The section on eating your placenta is included for amusement only, and shouldn't imply that Mothers 35 Plus takes this seriously! However, if you have eaten your placenta, and/or have a genuine recipe then please let us know and we'll try to include it.
Most women will probably be aware of the age-old rumour that some mothers reputedly enjoy tucking into a nourishing meal of placenta after giving birth. Indeed it is commonplace for some cultures and, of course, many of our friends in the animal kingdom have always enjoyed it. However, to your average discerning human being it still doesn't seem that appealing a prospect. In the Western world it is accepted, although unproven, that eating placenta will reduce the risk of post-natal depression. This is because the organ is rich in minerals and vitamins, particularly B6, which can help to fight depression.
The criticism that a UK television show came in for a few years agao after showing the cooking and eating of a human placenta cannot have escaped the notice of many. The Broadcasting Standards Commission said that the programme has reportedly "breached convention" after an episode screened in February 1998, which showed a mother preparing and eating placenta pate to celebrate her daughter's birth. Incidentally, for those of you wishing to know how the "offending" placenta was cooked, it was fried with shallots and garlic, flambéed, pureed and served on focaccia bread. In fact it must have been pretty tasty as the father of the child was reported to have had seventeen helpings, though apparently, other guests on the programme were less enthusiastic!

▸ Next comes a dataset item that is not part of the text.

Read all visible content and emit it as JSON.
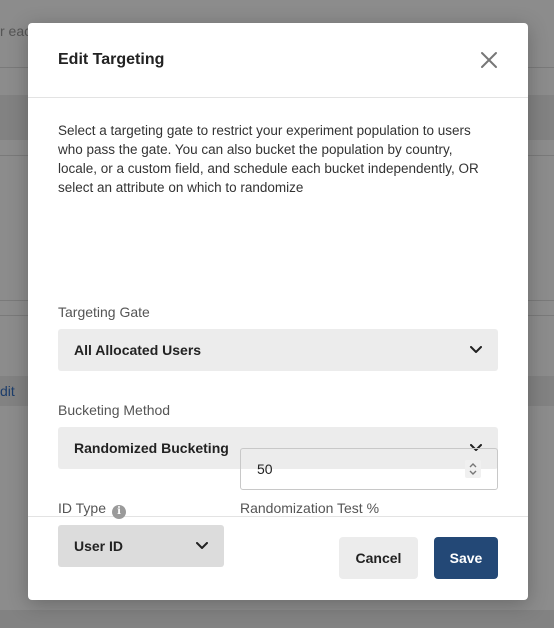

The practice of eating placentas was also fashionable in the 1970s among so-called "earth mothers", but its popularity has since declined, with few mothers wanting to take their placentas home from hospital with them! Those people who agree with the practice of eating placentas argue that it is a perfectly normal thing to do, whilst those against are asking if a placenta belongs to the mother or the baby? If to the latter, this would imply cannibalism as pointed out by some of the nine viewers who complained about the television programme. However, during pregnancy the placenta is part of the mother, existing for the specific purpose of nourishing the baby until birth, after which it is expelled, ceasing to be part of her.